フィーディングは「神通力」単品 クレイブ18mm+スパイシークラブワフター18mm

 今回、はっきり言って良い釣果を期待していない。今時期、狭いフィールドでは鯉の産卵が始まっている。このポイントの左手ワンド内でも鯉のハタキが見られるのではないかと思っていたが、どうやら違ったようだ。産卵準備をしようとするこの時期、出産するノッコミの鯉は狭くストラクチャーのあるエリアへ向かい、ここのようなオープンエリアは不利になると考えた。しかし、去年から初めて入るようになったフィールドだ。この時期のここがどんな表情を見せるかは明確にはわからず、理解しようとするために敢えてここを選んだ。釣果がボウズでも、また小鯉ばかりでも別に恥じることはない。今回はそんな釣行だ。
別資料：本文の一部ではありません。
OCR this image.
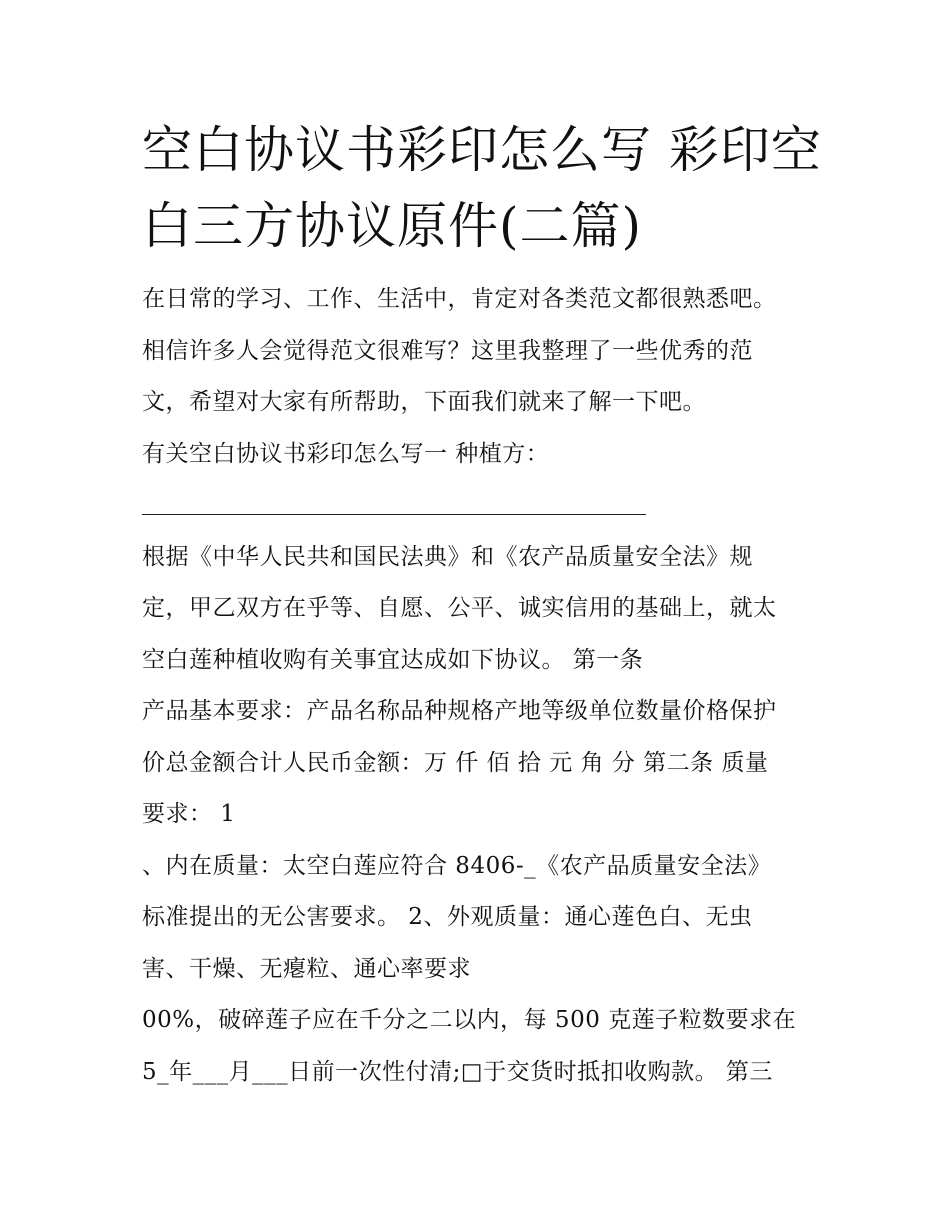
空白协议书彩印怎么写 彩印空
白三方协议原件(二篇)
在日常的学习、工作、生活中，肯定对各类范文都很熟悉吧。
相信许多人会觉得范文很难写？这里我整理了一些优秀的范
文，希望对大家有所帮助，下面我们就来了解一下吧。
有关空白协议书彩印怎么写一 种植方：
根据《中华人民共和国民法典》和《农产品质量安全法》规
定，甲乙双方在乎等、自愿、公平、诚实信用的基础上，就太
空白莲种植收购有关事宜达成如下协议。 第一条
产品基本要求：产品名称品种规格产地等级单位数量价格保护
价总金额合计人民币金额：万 仟 佰 拾 元 角 分 第二条 质量
要求： 1
、内在质量：太空白莲应符合 8406-_《农产品质量安全法》
标准提出的无公害要求。 2、外观质量：通心莲色白、无虫
害、干燥、无瘪粒、通心率要求
00%，破碎莲子应在千分之二以内，每 500 克莲子粒数要求在
5_年___月___日前一次性付清;□于交货时抵扣收购款。 第三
 道路の下のトンネルであるために車の音は止まないが、それにも慣れてきたようた。轟音の中から自然の音を聞き出す耳が良くなっている。鳥の声、木々の葉と葉が触れ合う音が前より少しだけくっきりと聞こえる。雁里沼のような長閑なフィールドが一番好みなのは間違いないのだが、ここはここで別に嫌いじゃない。前にはなかったハマナスの花は婉美でありながら誇らしげに咲き、どこからか現れた綿毛が重力に逆らって飛んでいる。これを見ているだけでも、なんだか狭い殻のようなものから抜け出せたような気持ちになる。殻の中には絶対にまた戻らなくてはならないから、いまは顔を出した蝸牛のようなものか。その如く歩みもまた遅い。

セット完了 黒い嗜好品にキャンディーを加えて

 16時。空気が変わった。風向きは変わらないが少し強くなり、灰色が空を覆い始めた。もう少ししたら多分、雨が来る。 寄せのボイリーを控えている分、出来ればボイリー入りのPVAを使いたいのだが、PVAバッグも残り少なくなってきた。今回は特にペレット等を入れて使う気もないので、PVAバッグを縦に紐状に切り、PVAテープのようにしてボイリーをニードルで通し、両端を結んで文字通り数珠繋ぎにした。これを 「PVAリング」 とでも呼んでおこう。これでかなりのバッグを節約できる。もしかしたら雨の中でも水の干渉が少なく、バッグ状やネット状のものよりキャスティング時に崩壊しないかもしれない。明るいうちに、幾つか作っておこう。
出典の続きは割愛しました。